Semantics, Common Terms and Fairness
I was watching The Five on Fox News last night and one of the segments was a discussion about the “fiscal cliff” and the latest GOP plan that the White House and democrats have shot down as being not balanced. Keep in mind that the plan offers increased federal revenue on the order of the CBO estimate for expiring the 2001 and 2003 tax cuts for “the wealthy” and also attempts to address entitlement reforms for deficit reduction. Also keep in mind that the “balanced” approach that President Obama has offered simply calls for increased tax rates on the “wealthy” (and the rest of the country when you look at dividend and other investment taxes in addition to Obamacare taxes) but defers the specific planning for cuts until next year and implementation of any reforms for 10 years. Bob Beckel on the show and several democrats including Harry Reid in video clips presented called for the “wealthy to pay their fair share”.

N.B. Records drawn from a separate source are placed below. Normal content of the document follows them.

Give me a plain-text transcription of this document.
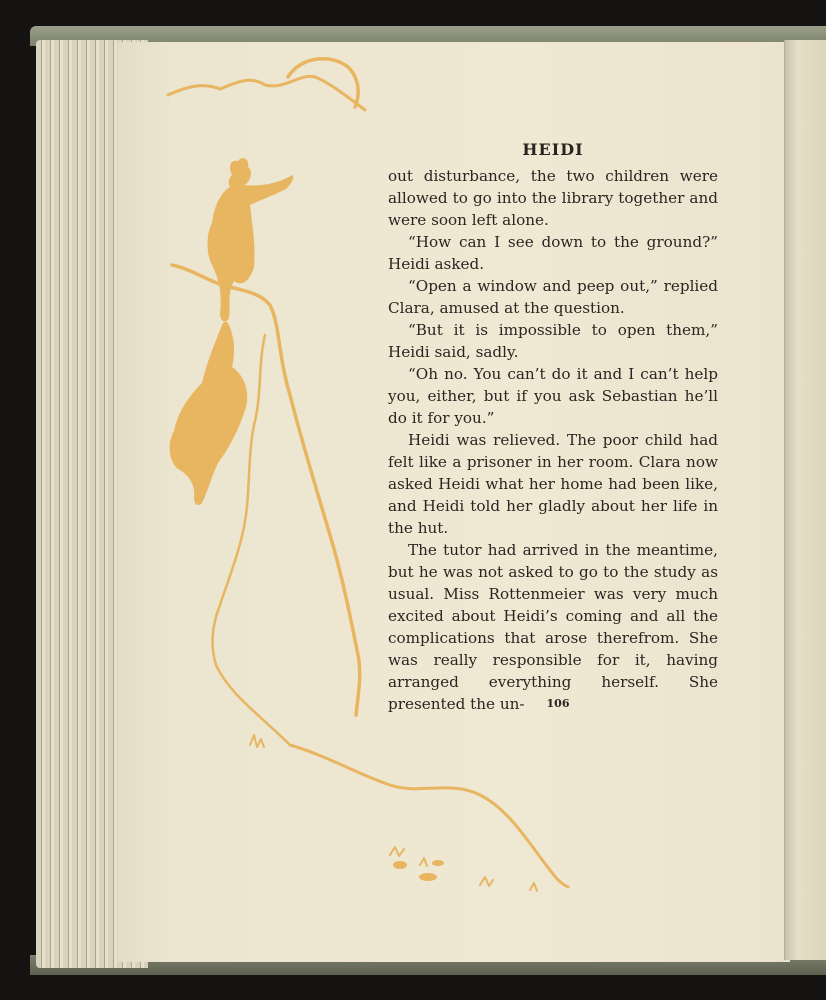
HEIDI

out disturbance, the two children were allowed to go into the library together and were soon left alone.

“How can I see down to the ground?” Heidi asked.

“Open a window and peep out,” replied Clara, amused at the question.

“But it is impossible to open them,” Heidi said, sadly.

“Oh no. You can’t do it and I can’t help you, either, but if you ask Sebastian he’ll do it for you.”

Heidi was relieved. The poor child had felt like a prisoner in her room. Clara now asked Heidi what her home had been like, and Heidi told her gladly about her life in the hut.

The tutor had arrived in the meantime, but he was not asked to go to the study as usual. Miss Rottenmeier was very much excited about Heidi’s coming and all the complications that arose therefrom. She was really responsible for it, having arranged everything herself. She presented the un-	106
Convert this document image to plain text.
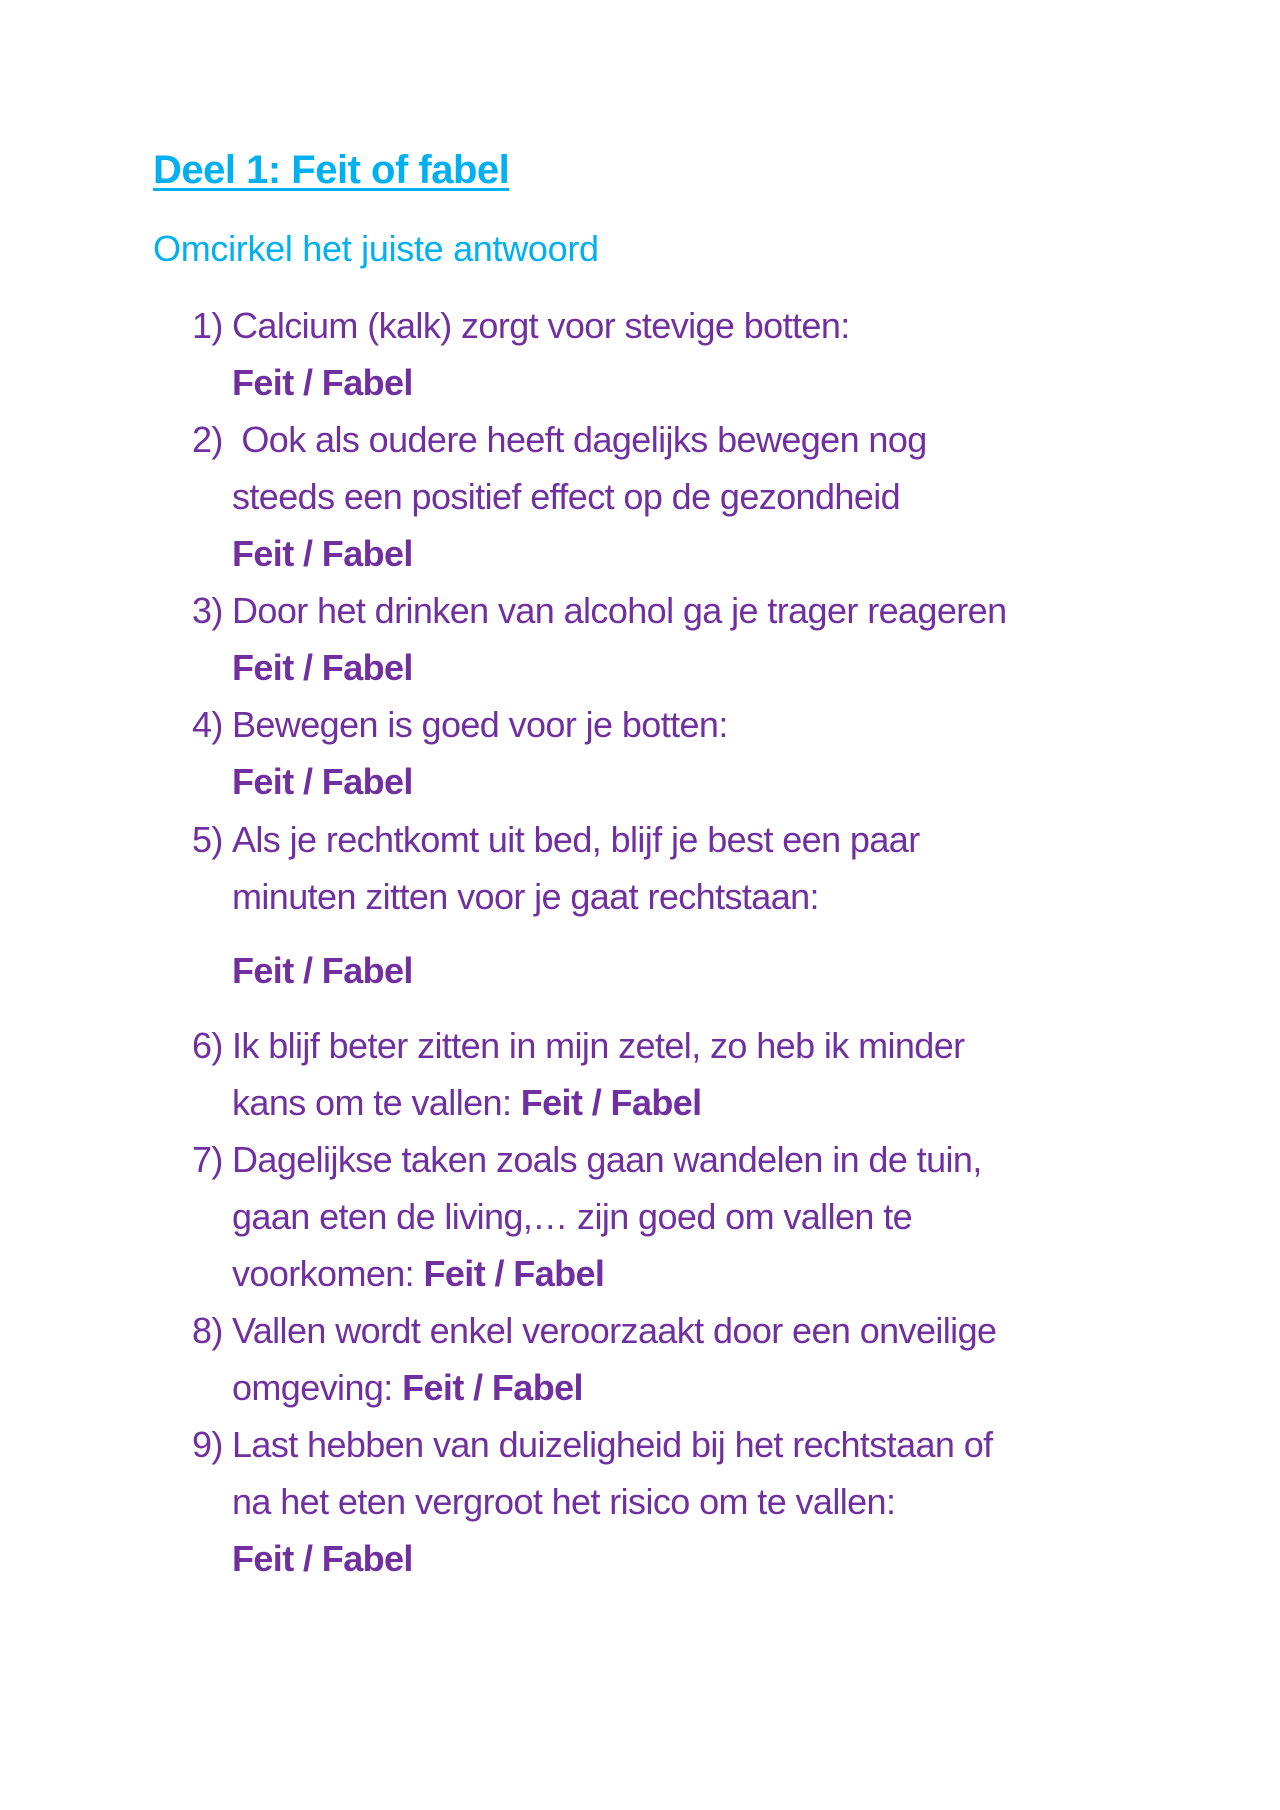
Deel 1: Feit of fabel
Omcirkel het juiste antwoord
1) Calcium (kalk) zorgt voor stevige botten:
Feit / Fabel
2) Ook als oudere heeft dagelijks bewegen nog
steeds een positief effect op de gezondheid
Feit / Fabel
3) Door het drinken van alcohol ga je trager reageren
Feit / Fabel
4) Bewegen is goed voor je botten:
Feit / Fabel
5) Als je rechtkomt uit bed, blijf je best een paar
minuten zitten voor je gaat rechtstaan:
Feit / Fabel
6) Ik blijf beter zitten in mijn zetel, zo heb ik minder
kans om te vallen: Feit / Fabel
7) Dagelijkse taken zoals gaan wandelen in de tuin,
gaan eten de living,… zijn goed om vallen te
voorkomen: Feit / Fabel
8) Vallen wordt enkel veroorzaakt door een onveilige
omgeving: Feit / Fabel
9) Last hebben van duizeligheid bij het rechtstaan of
na het eten vergroot het risico om te vallen:
Feit / Fabel
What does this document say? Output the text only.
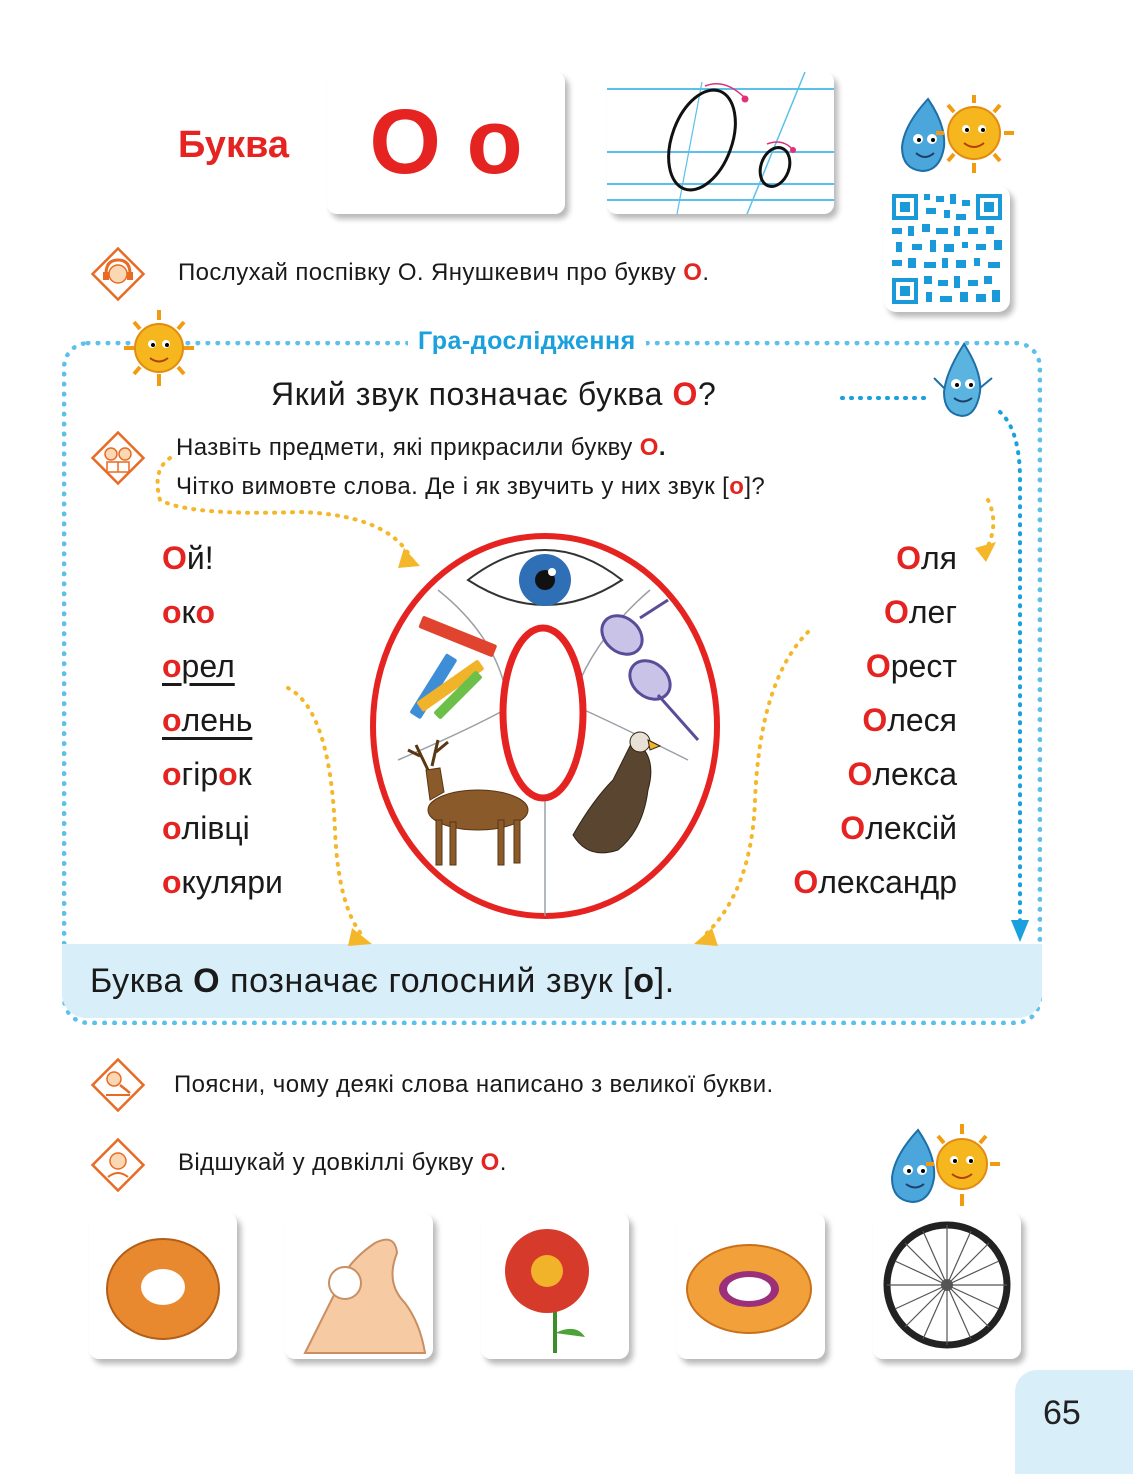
Буква О о
Послухай поспівку О. Янушкевич про букву О.
Гра-дослідження
Який звук позначає буква О?
Назвіть предмети, які прикрасили букву О.
Чітко вимовте слова. Де і як звучить у них звук [о]?
Ой!
око
орел
олень
огірок
олівці
окуляри
Оля
Олег
Орест
Олеся
Олекса
Олексій
Олександр
Буква О позначає голосний звук [о].
Поясни, чому деякі слова написано з великої букви.
Відшукай у довкіллі букву О.
65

We need to stop the discussion right there and nail this down. Too often conservatives allow liberals to use the generalities of “fair share” lightly and without reason. It is time to call them to the mat and nail down a common understanding of what they mean by “fair share”. How would they measure “fair”. Put some factual perspective to the argument:
Based on the latest publicly available tax return data that I could readily find (2009):
Group | Income Split (Bottom income in bracket) | Group’s Share of Total AGI* | Group’s Share of Income Taxes |
Top 1% | $343,927 | 16.9% | 36.7% |
Top 5% | $154,643 | 31.7% | 58.7% |
Top 10% | $112,124 | 43.2% | 70.5% |
Top 25% | $66,193 | 65.8% | 87.3% |
Top 50% | $32,396 | 86.5% | 97.7% |
The top 5% and top 10% pay a share 27% or higher in income taxes than their share of the total AGI. Is this a measure of fairness? Can someone suggest another way to measure “fairness”? The democrats seem insistent on making the “wealthy” pay their “fair share”. The numbers thrown about seem to indicate that the “wealthy” can be described as those earning over $250,000 per year. We’ll assume this means an AGI of $250,000 which puts this somewhere around the top 2 or 3% of federal taxpayers. They already pay about double what their share of the total AGI is for the country.
Let’s stop allowing such grossly generic and misleading terms to go unchallenged. Those advocating for “fair share” payments have the onus upon them to define what they mean by “fair share” in some measurable way such that the rest of the country can really digest what they are championing.